2 A man should be confident and always able to lead during
sex
Of course, the myth of the man as the dominant partner has
become embedded in popular culture for heterosexual couples, perhaps as a result of the belief that
"good" girls have to be demure and innocent. For a woman to be sexual was once
seen as a sign of her moral corruption; from that comes a high burden of
responsibility for the man - he has to know what to do, how to take the lead,
how to "give" his partner an orgasm. In our somewhat more enlightened times, none of these
foolish beliefs need to be seen as true, and certainly none of them should be
acted upon. Strong performance pressures also exist in gay subcultures, which
perpetuate the myth of the ever ready, hypersexual male.

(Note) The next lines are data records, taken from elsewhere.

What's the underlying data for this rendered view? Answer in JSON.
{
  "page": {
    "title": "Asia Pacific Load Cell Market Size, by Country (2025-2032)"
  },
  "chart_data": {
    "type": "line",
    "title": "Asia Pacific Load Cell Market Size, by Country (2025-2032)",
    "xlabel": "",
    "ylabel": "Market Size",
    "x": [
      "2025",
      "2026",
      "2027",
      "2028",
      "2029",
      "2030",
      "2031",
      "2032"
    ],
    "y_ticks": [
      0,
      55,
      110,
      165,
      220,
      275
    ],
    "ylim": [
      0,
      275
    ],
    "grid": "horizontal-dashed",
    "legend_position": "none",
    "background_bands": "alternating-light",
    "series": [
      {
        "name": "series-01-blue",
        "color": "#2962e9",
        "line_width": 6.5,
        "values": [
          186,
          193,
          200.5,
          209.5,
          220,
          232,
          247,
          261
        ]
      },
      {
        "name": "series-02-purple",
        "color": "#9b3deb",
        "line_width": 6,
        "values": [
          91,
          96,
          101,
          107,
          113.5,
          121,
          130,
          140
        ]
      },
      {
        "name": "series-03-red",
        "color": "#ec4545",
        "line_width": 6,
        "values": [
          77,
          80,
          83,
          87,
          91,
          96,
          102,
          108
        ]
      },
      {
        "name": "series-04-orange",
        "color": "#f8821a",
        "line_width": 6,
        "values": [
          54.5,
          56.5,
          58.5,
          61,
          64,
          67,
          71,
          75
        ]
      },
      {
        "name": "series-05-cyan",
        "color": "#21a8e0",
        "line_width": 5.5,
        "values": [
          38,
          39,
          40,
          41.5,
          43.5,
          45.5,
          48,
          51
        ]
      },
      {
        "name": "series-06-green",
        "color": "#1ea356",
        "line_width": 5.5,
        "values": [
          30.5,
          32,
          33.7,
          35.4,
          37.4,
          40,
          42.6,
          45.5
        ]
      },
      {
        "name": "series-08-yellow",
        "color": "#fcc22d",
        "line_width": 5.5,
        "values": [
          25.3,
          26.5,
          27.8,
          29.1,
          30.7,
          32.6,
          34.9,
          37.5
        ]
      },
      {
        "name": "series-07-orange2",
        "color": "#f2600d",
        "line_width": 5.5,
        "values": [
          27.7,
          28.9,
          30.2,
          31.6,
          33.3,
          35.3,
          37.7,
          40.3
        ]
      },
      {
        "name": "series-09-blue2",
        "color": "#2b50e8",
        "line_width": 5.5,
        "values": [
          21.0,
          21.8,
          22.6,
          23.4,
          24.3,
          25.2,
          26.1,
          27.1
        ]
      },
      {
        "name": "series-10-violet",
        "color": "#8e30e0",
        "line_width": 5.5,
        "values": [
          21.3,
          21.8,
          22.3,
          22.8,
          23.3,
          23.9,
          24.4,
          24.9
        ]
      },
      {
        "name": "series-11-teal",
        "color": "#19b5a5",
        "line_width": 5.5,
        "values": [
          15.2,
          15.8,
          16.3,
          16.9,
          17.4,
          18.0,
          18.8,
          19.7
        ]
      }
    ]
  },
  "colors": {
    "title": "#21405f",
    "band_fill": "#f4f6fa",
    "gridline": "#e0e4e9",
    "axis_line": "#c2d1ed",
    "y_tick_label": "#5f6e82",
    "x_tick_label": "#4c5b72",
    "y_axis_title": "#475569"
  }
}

3 A man should know exactly what his partner wants and
needs during sex
The problem is that many couples don't have an easy or
effective way of communicating their sexual needs to each other. Instead,
getting sexual satisfaction becomes something of a lottery, with one partner
guessing what the other wants. When this burden is placed on the man, together,
perhaps, with the burden of giving his partner an orgasm, it's often a load too
heavy for his erect penis to bear. He feels like a failure if s/he doesn't enjoy
sex or s/he doesn't come; he works hard to give him or her what he thinks s/he want and
neither partner ends up satisfied or fulfilled. Fortunately, the answer is easy:
talk about it!
4 A man should be erect at all times, come what may!
This is not how sex
naturally proceeds, though many a young man
might have trouble believing that! Erections
come and go through sex as the sexual energy
between two people waxes and wanes. A man
who believes that he must be erect from
start to finish during sex - whether or not
that involves intercourse - is heading for
self-doubt and anxiety. The fact is that
erections can come and go several times
during sex, but as long as both partners are
actually interested in what's happening, and
want to be there, one will always come back
again. Even when a man is giving oral sex to
his partner his erection may subside - it's
natural! But there are a lot of men who
don't know this, and suffer great anxiety
when they experience transient loss of erection,
seeing it as a major problem
rather than a normal but temporary thing.
Other perhaps
surprising facts (well, they may be
surprising to you!)
Some men need to be in
a committed relationship before they
actually want sex.
Many men are turned off
by the idea of casual sex.
Some men over 30, and
most over 40, often need to be physically
stimulated before their penis becomes
erect.
A hard and
firm erection is not actually needed to
enjoy intercourse. It is possible to have
intercourse with a semi-erect penis.
Focusing
on the physical touch of your partner can
reinforce your capacity to get erect.